The fundraising attempt has been fully underwritten by HSBC, Investec and Liberum on a standby basis, and an agreement has been reached with the company’s lenders to extend its existing bank facilities from June 2022 to September 2023, conditional on the completion of the new capital being raised by 30 June 2020.
Costain says its clients are highly focused on appointing financially strong and stable partners as their reliance on those partners has increased. However, the company believes there is a significant opportunity for the group to capitalise on the growing infrastructure market opportunities available.
The company says that to provide additional headroom in the current environment to effectively manage working capital flows in the business, the board has concluded that it is in the best interests of the group to raise up to £100m of new equity to strengthen the group’s balance sheet.
In 2019, the company says its net cash position was impacted by a number of market factors and performance issues on certain contracts.
The group says it has implemented revised processes to ensure that suppliers are paid promptly, with the average time taken to pay invoices reduced to 34 days, moving into line with sector best practice, from 58 days in the same period in 2018, reducing cash held by £15m.
Structural market changes, including the level of cash held in joint operations and project bank accounts, have also increased pressure on the group’s general working capital requirement.
Contract issues also proved problematic for Costain in 2019, with the A465 contract landing a £37m blow to cash outflow, the Diamond arbitration costing £9.7m in the year, and delays to the start of new contracts and a contract cancellation also reducing 2019 profits by £16m.
In addition, the increased forecast costs and contract receipts on National Grid Peterborough and Huntingdon contract is expected to have a temporary working capital impact during the period of the contract, which is anticipated to complete in October 2021.
Costain’s full year results for the year ended 31 December 2019, show underlying operating profit of £17.9m (2018: £52.5m), which the company says is in line with its revised expectations as set out in a trading update on 12 December 2019.
The company also pointed to continued strong momentum in securing new work, with £1.7bn of new contract awards and extensions to existing contracts secured during the year, with the order book, as at 31 December 2019, standing at £4.2bn.
The group says it continues to have a positive net cash position, which as at 31 December 2019 was £64.9m (2018: £118.8m). Of this, approximately £35.0m (2018: £30.0m) reflects positive timing receipts at the year end which reversed in the early part of 2020.
Alex Vaughan, Costain’s chief executive officer, said: “2019 has been a year of transition for Costain as we began the implementation of our Leading Edge strategy to reshape and focus our business. Our underlying financial performance was impacted by delays to certain contract start dates and new awards, together with a contract cancellation and the loss resulting from the A465 arbitration. However, we are pleased that the Group has continued to secure significant new work during the year.

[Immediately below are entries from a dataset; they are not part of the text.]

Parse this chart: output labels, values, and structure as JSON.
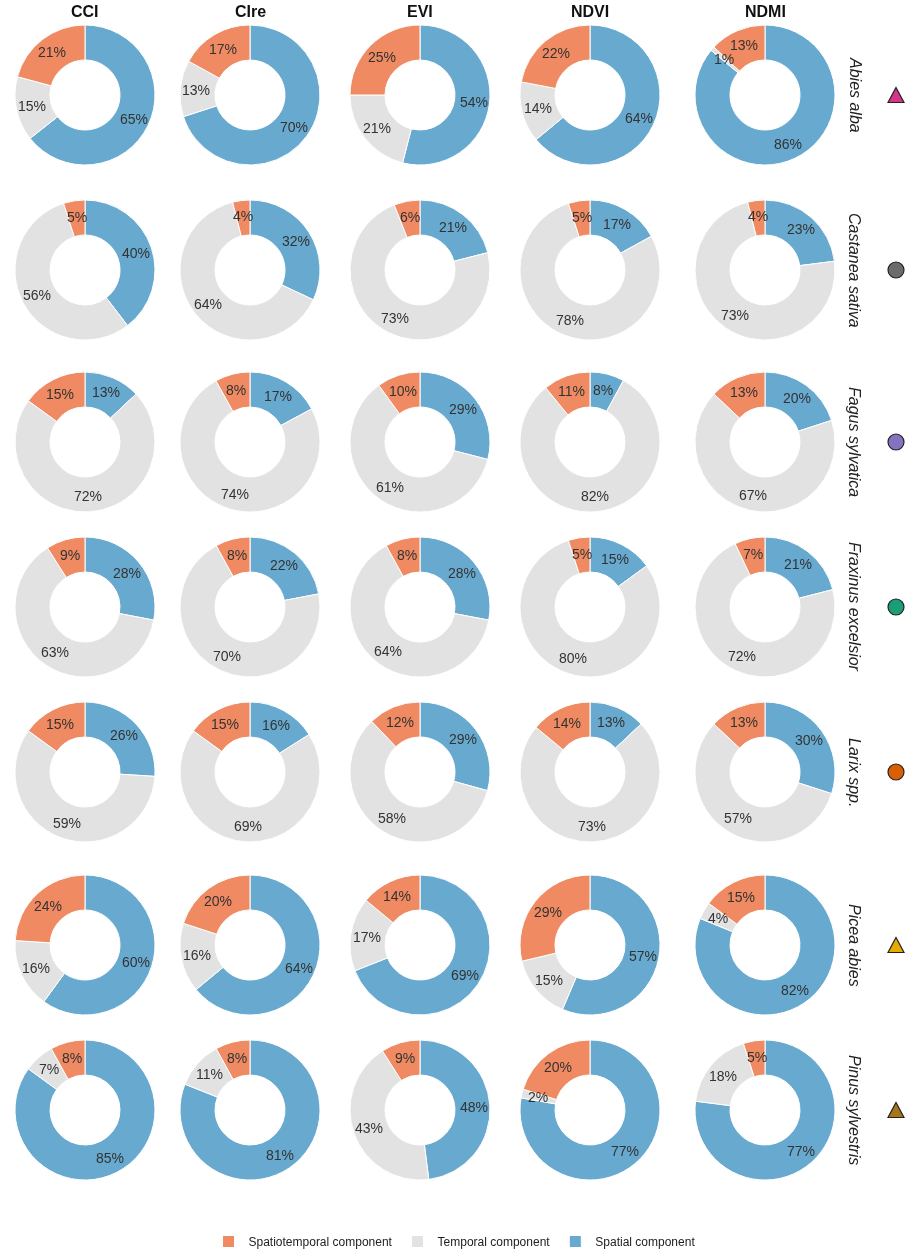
{
  "chart_data": [
    {
      "type": "donut",
      "title": "CCI",
      "legend": "bottom",
      "categories": [
        "Spatial component",
        "Temporal component",
        "Spatiotemporal component"
      ],
      "values": [
        65,
        15,
        21
      ],
      "value_labels": [
        "65%",
        "15%",
        "21%"
      ],
      "colors": [
        "#67a9cf",
        "#e2e2e2",
        "#ef8a62"
      ]
    },
    {
      "type": "donut",
      "title": "CIre",
      "values": [
        70,
        13,
        17
      ],
      "value_labels": [
        "70%",
        "13%",
        "17%"
      ],
      "colors": [
        "#67a9cf",
        "#e2e2e2",
        "#ef8a62"
      ]
    },
    {
      "type": "donut",
      "title": "EVI",
      "values": [
        54,
        21,
        25
      ],
      "value_labels": [
        "54%",
        "21%",
        "25%"
      ],
      "colors": [
        "#67a9cf",
        "#e2e2e2",
        "#ef8a62"
      ]
    },
    {
      "type": "donut",
      "title": "NDVI",
      "values": [
        64,
        14,
        22
      ],
      "value_labels": [
        "64%",
        "14%",
        "22%"
      ],
      "colors": [
        "#67a9cf",
        "#e2e2e2",
        "#ef8a62"
      ]
    },
    {
      "type": "donut",
      "title": "NDMI",
      "y2label": "Abies alba",
      "values": [
        86,
        1,
        13
      ],
      "value_labels": [
        "86%",
        "1%",
        "13%"
      ],
      "colors": [
        "#67a9cf",
        "#e2e2e2",
        "#ef8a62"
      ]
    },
    {
      "type": "donut",
      "values": [
        40,
        56,
        5
      ],
      "value_labels": [
        "40%",
        "56%",
        "5%"
      ],
      "colors": [
        "#67a9cf",
        "#e2e2e2",
        "#ef8a62"
      ]
    },
    {
      "type": "donut",
      "values": [
        32,
        64,
        4
      ],
      "value_labels": [
        "32%",
        "64%",
        "4%"
      ],
      "colors": [
        "#67a9cf",
        "#e2e2e2",
        "#ef8a62"
      ]
    },
    {
      "type": "donut",
      "values": [
        21,
        73,
        6
      ],
      "value_labels": [
        "21%",
        "73%",
        "6%"
      ],
      "colors": [
        "#67a9cf",
        "#e2e2e2",
        "#ef8a62"
      ]
    },
    {
      "type": "donut",
      "values": [
        17,
        78,
        5
      ],
      "value_labels": [
        "17%",
        "78%",
        "5%"
      ],
      "colors": [
        "#67a9cf",
        "#e2e2e2",
        "#ef8a62"
      ]
    },
    {
      "type": "donut",
      "y2label": "Castanea sativa",
      "values": [
        23,
        73,
        4
      ],
      "value_labels": [
        "23%",
        "73%",
        "4%"
      ],
      "colors": [
        "#67a9cf",
        "#e2e2e2",
        "#ef8a62"
      ]
    },
    {
      "type": "donut",
      "values": [
        13,
        72,
        15
      ],
      "value_labels": [
        "13%",
        "72%",
        "15%"
      ],
      "colors": [
        "#67a9cf",
        "#e2e2e2",
        "#ef8a62"
      ]
    },
    {
      "type": "donut",
      "values": [
        17,
        74,
        8
      ],
      "value_labels": [
        "17%",
        "74%",
        "8%"
      ],
      "colors": [
        "#67a9cf",
        "#e2e2e2",
        "#ef8a62"
      ]
    },
    {
      "type": "donut",
      "values": [
        29,
        61,
        10
      ],
      "value_labels": [
        "29%",
        "61%",
        "10%"
      ],
      "colors": [
        "#67a9cf",
        "#e2e2e2",
        "#ef8a62"
      ]
    },
    {
      "type": "donut",
      "values": [
        8,
        82,
        11
      ],
      "value_labels": [
        "8%",
        "82%",
        "11%"
      ],
      "colors": [
        "#67a9cf",
        "#e2e2e2",
        "#ef8a62"
      ]
    },
    {
      "type": "donut",
      "y2label": "Fagus sylvatica",
      "values": [
        20,
        67,
        13
      ],
      "value_labels": [
        "20%",
        "67%",
        "13%"
      ],
      "colors": [
        "#67a9cf",
        "#e2e2e2",
        "#ef8a62"
      ]
    },
    {
      "type": "donut",
      "values": [
        28,
        63,
        9
      ],
      "value_labels": [
        "28%",
        "63%",
        "9%"
      ],
      "colors": [
        "#67a9cf",
        "#e2e2e2",
        "#ef8a62"
      ]
    },
    {
      "type": "donut",
      "values": [
        22,
        70,
        8
      ],
      "value_labels": [
        "22%",
        "70%",
        "8%"
      ],
      "colors": [
        "#67a9cf",
        "#e2e2e2",
        "#ef8a62"
      ]
    },
    {
      "type": "donut",
      "values": [
        28,
        64,
        8
      ],
      "value_labels": [
        "28%",
        "64%",
        "8%"
      ],
      "colors": [
        "#67a9cf",
        "#e2e2e2",
        "#ef8a62"
      ]
    },
    {
      "type": "donut",
      "values": [
        15,
        80,
        5
      ],
      "value_labels": [
        "15%",
        "80%",
        "5%"
      ],
      "colors": [
        "#67a9cf",
        "#e2e2e2",
        "#ef8a62"
      ]
    },
    {
      "type": "donut",
      "y2label": "Fraxinus excelsior",
      "values": [
        21,
        72,
        7
      ],
      "value_labels": [
        "21%",
        "72%",
        "7%"
      ],
      "colors": [
        "#67a9cf",
        "#e2e2e2",
        "#ef8a62"
      ]
    },
    {
      "type": "donut",
      "values": [
        26,
        59,
        15
      ],
      "value_labels": [
        "26%",
        "59%",
        "15%"
      ],
      "colors": [
        "#67a9cf",
        "#e2e2e2",
        "#ef8a62"
      ]
    },
    {
      "type": "donut",
      "values": [
        16,
        69,
        15
      ],
      "value_labels": [
        "16%",
        "69%",
        "15%"
      ],
      "colors": [
        "#67a9cf",
        "#e2e2e2",
        "#ef8a62"
      ]
    },
    {
      "type": "donut",
      "values": [
        29,
        58,
        12
      ],
      "value_labels": [
        "29%",
        "58%",
        "12%"
      ],
      "colors": [
        "#67a9cf",
        "#e2e2e2",
        "#ef8a62"
      ]
    },
    {
      "type": "donut",
      "values": [
        13,
        73,
        14
      ],
      "value_labels": [
        "13%",
        "73%",
        "14%"
      ],
      "colors": [
        "#67a9cf",
        "#e2e2e2",
        "#ef8a62"
      ]
    },
    {
      "type": "donut",
      "y2label": "Larix spp.",
      "values": [
        30,
        57,
        13
      ],
      "value_labels": [
        "30%",
        "57%",
        "13%"
      ],
      "colors": [
        "#67a9cf",
        "#e2e2e2",
        "#ef8a62"
      ]
    },
    {
      "type": "donut",
      "values": [
        60,
        16,
        24
      ],
      "value_labels": [
        "60%",
        "16%",
        "24%"
      ],
      "colors": [
        "#67a9cf",
        "#e2e2e2",
        "#ef8a62"
      ]
    },
    {
      "type": "donut",
      "values": [
        64,
        16,
        20
      ],
      "value_labels": [
        "64%",
        "16%",
        "20%"
      ],
      "colors": [
        "#67a9cf",
        "#e2e2e2",
        "#ef8a62"
      ]
    },
    {
      "type": "donut",
      "values": [
        69,
        17,
        14
      ],
      "value_labels": [
        "69%",
        "17%",
        "14%"
      ],
      "colors": [
        "#67a9cf",
        "#e2e2e2",
        "#ef8a62"
      ]
    },
    {
      "type": "donut",
      "values": [
        57,
        15,
        29
      ],
      "value_labels": [
        "57%",
        "15%",
        "29%"
      ],
      "colors": [
        "#67a9cf",
        "#e2e2e2",
        "#ef8a62"
      ]
    },
    {
      "type": "donut",
      "y2label": "Picea abies",
      "values": [
        82,
        4,
        15
      ],
      "value_labels": [
        "82%",
        "4%",
        "15%"
      ],
      "colors": [
        "#67a9cf",
        "#e2e2e2",
        "#ef8a62"
      ]
    },
    {
      "type": "donut",
      "values": [
        85,
        7,
        8
      ],
      "value_labels": [
        "85%",
        "7%",
        "8%"
      ],
      "colors": [
        "#67a9cf",
        "#e2e2e2",
        "#ef8a62"
      ]
    },
    {
      "type": "donut",
      "values": [
        81,
        11,
        8
      ],
      "value_labels": [
        "81%",
        "11%",
        "8%"
      ],
      "colors": [
        "#67a9cf",
        "#e2e2e2",
        "#ef8a62"
      ]
    },
    {
      "type": "donut",
      "values": [
        48,
        43,
        9
      ],
      "value_labels": [
        "48%",
        "43%",
        "9%"
      ],
      "colors": [
        "#67a9cf",
        "#e2e2e2",
        "#ef8a62"
      ]
    },
    {
      "type": "donut",
      "values": [
        77,
        2,
        20
      ],
      "value_labels": [
        "77%",
        "2%",
        "20%"
      ],
      "colors": [
        "#67a9cf",
        "#e2e2e2",
        "#ef8a62"
      ]
    },
    {
      "type": "donut",
      "y2label": "Pinus sylvestris",
      "values": [
        77,
        18,
        5
      ],
      "value_labels": [
        "77%",
        "18%",
        "5%"
      ],
      "colors": [
        "#67a9cf",
        "#e2e2e2",
        "#ef8a62"
      ]
    }
  ]
}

“The UK infrastructure markets are growing and developing rapidly, with increasing demand for innovative solutions to upgrade, enhance and decarbonise the nation’s strategic infrastructure. This is a significant opportunity for our business and we are well placed, with our breadth of integrated services, to benefit from these market dynamics.
“Strengthening our balance sheet will enable us to capitalise on these opportunities and further enhance our capabilities.”
Rothschild & Co is acting as financial adviser to Costain on the Capital Raising.